The Organ Mountains-Doña Ana County Conservation and Protection Act, introduced by U.S. Sen. Jeff Bingaman, seeks to create wilderness and conservation areas in Doña Ana County that provide for continued public use while protecting the granite peaks and foothills of the Organ Mountains, as well as the volcanic cinder cones of the Potrillo Mountains, among other public lands in the county.
“This legislation will be a tremendous asset in our ability to recruit good companies and jobs to Doña Ana County,” said John Munoz, President of the Hispano Chamber of Commerce de Las Cruces. “Entrepreneurs want to live in an area with a high quality of life for them and their families. Protecting Doña Ana County’s incredible wilderness areas will play an important role in securing our quality of life and our economic future.”
When the bill was introduced during the last session of Congress, the bill was given a unanimous “voice vote” approval, clearing the Senate Energy and Natural Resources Committee. Both Bingaman and U.S. Sen. Tom Udall were sponsors of the bill.
“Numerous studies have shown that communities with protected lands nearby have higher than average personal income growth and job creation. The reason is simple – people are attracted to the high quality of life associated with beautiful views, undisturbed wild lands, recreation, cultural and historical landmarks, clean air and water, and diverse wildlife. If passed by Congress, this legislation will be a boost to businesses in Doña Ana County, creating more jobs in the recreation and tourism industries and continuing to attract people who want to live and work here. We can’t thank Senators Bingaman and Udall enough for their efforts.” said Renee Frank, President of the Las Cruces Green Chamber of Commerce.
Much of the wilderness area targeted for protection by the new legislation has been managed as a “Wilderness Study Area,” a Bureau of Land Management designation, since the 1980s when the Reagan Administration set it aside for protected status. If passed, the bill would create about 241,400 acres of wilderness and 99,150 acres of National Conservation Area (NCA). These areas would then be managed in ways that protect the landscape and environment from development while preserving existing uses – such as hunting, hiking and grazing.

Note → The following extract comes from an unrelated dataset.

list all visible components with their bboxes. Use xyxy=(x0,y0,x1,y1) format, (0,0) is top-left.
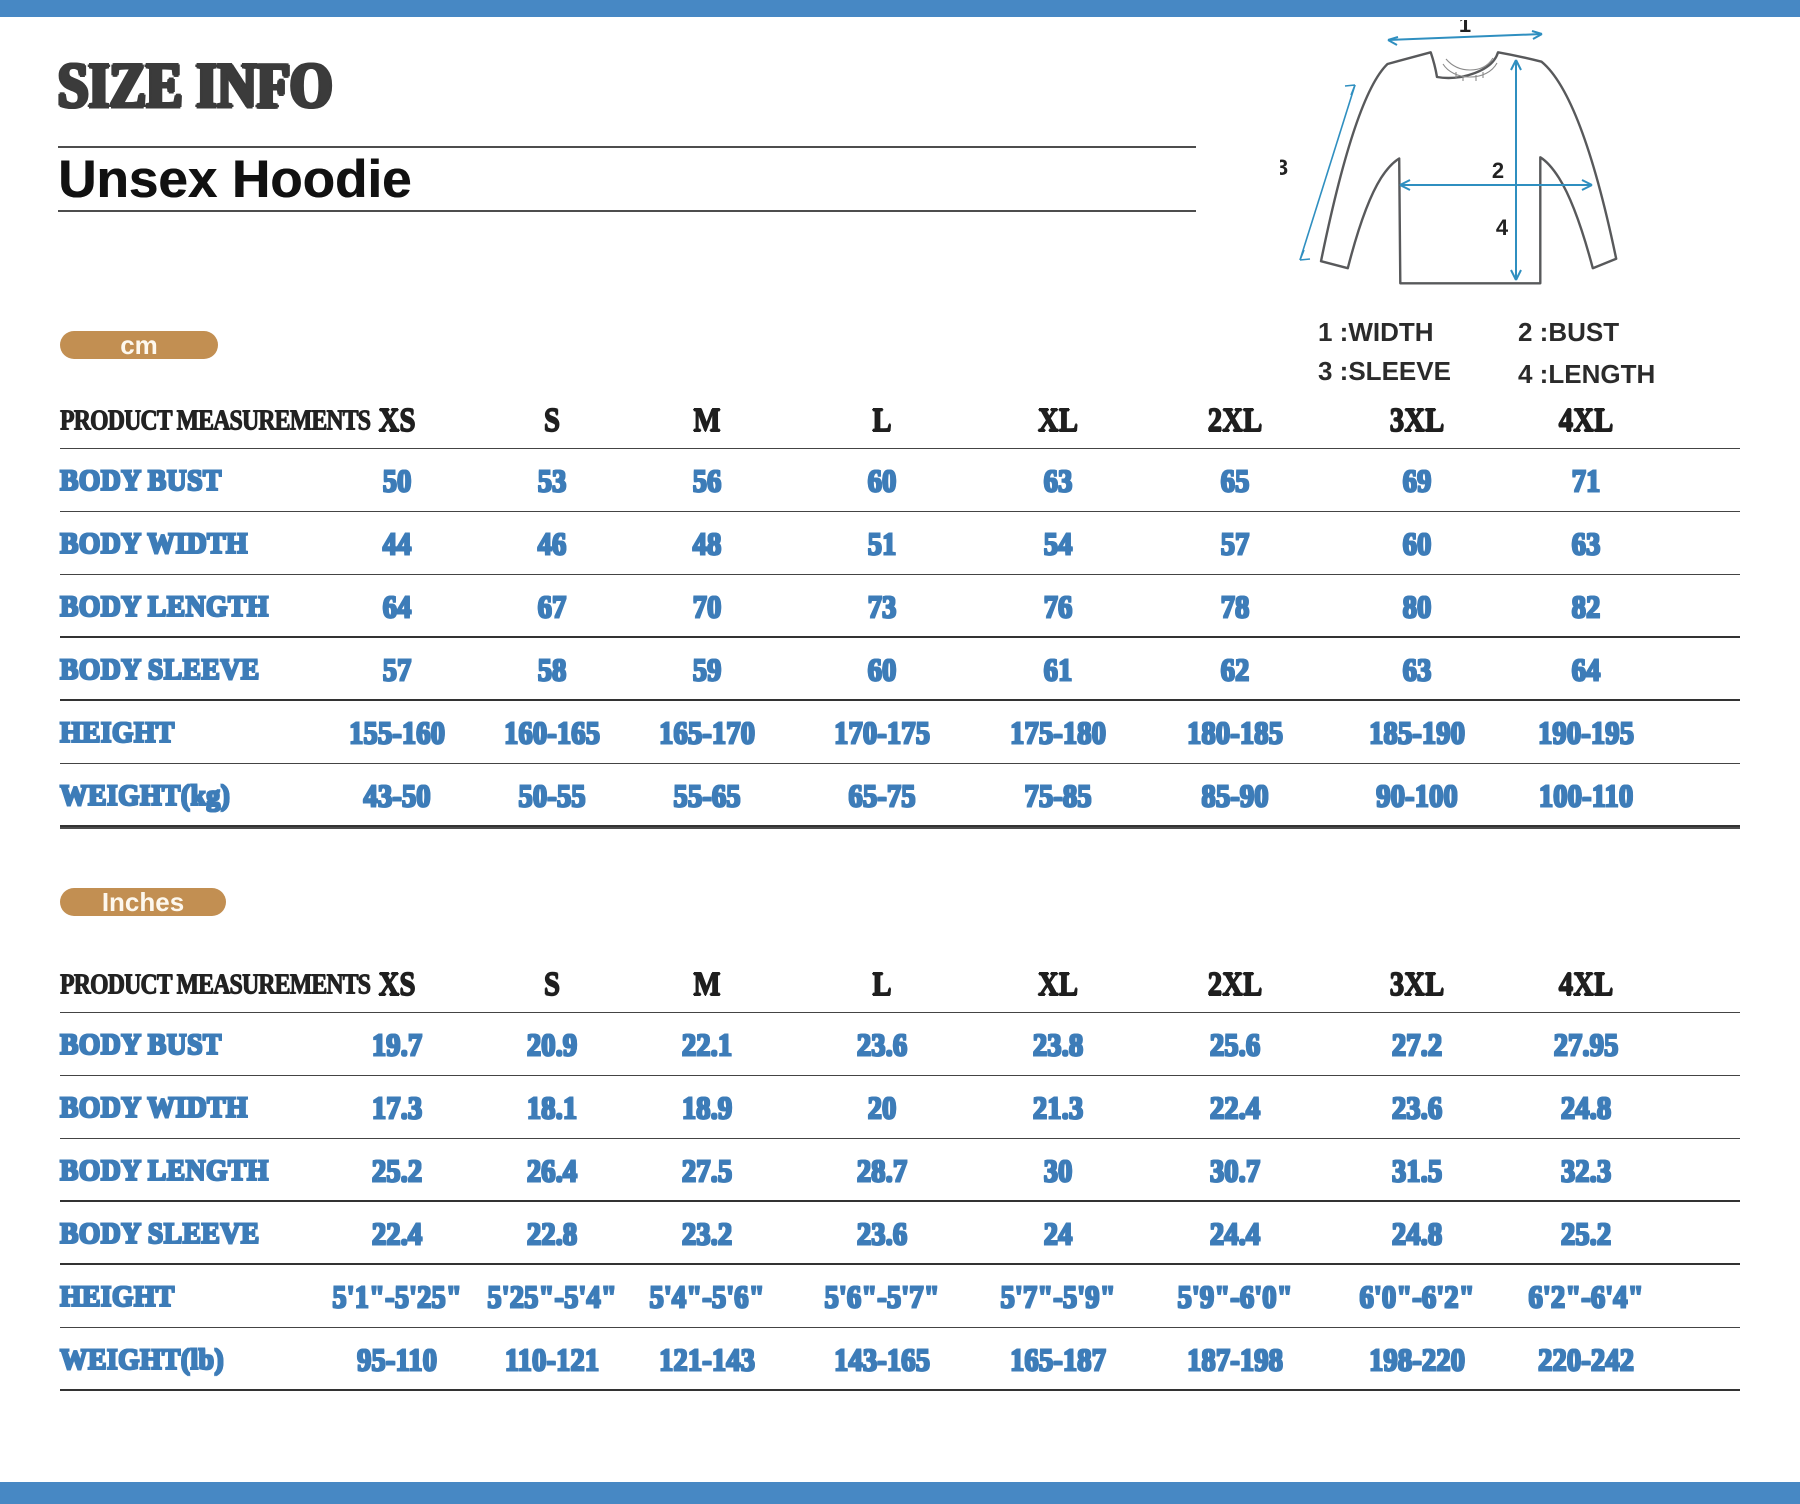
svg-text:4: 4 xyxy=(1496,215,1509,240)
svg-text:2: 2 xyxy=(1492,158,1504,183)
svg-text:3: 3 xyxy=(1280,155,1288,180)
svg-text:1: 1 xyxy=(1459,20,1471,37)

About the Hispano Chamber of Commerce de Las Cruces: The Hispano Chamber of Commerce de Las Cruces, through its diverse membership, advocates for business growth in the community and promotes Las Cruces and Hispanic business owners through economic development, education, community service, and cultural awareness. The Hispano Chamber of Commerce de Las Cruces was initiated in 1992 as the Hispano Chamber of Doña Ana County, and in 1994 incorporated as The Hispano Chamber of Commerce de Las Cruces. The original founders consisted of a group of businesspersons interested in developing a support organization for small, Hispanic businesses.
About the Las Cruces Green Chamber of Commerce: The Las Cruces Green Chamber of Commerce, a chapter of the New Mexico Green Chamber of Commerce, is a network of businesses dedicated to building a healthy, vibrant, and diverse local economy in Las Cruces and the surrounding areas. The mission of the Las Cruces Green Chamber of Commerce is to foster the success of the local economy and to promote businesses committed to environmental and social responsibility.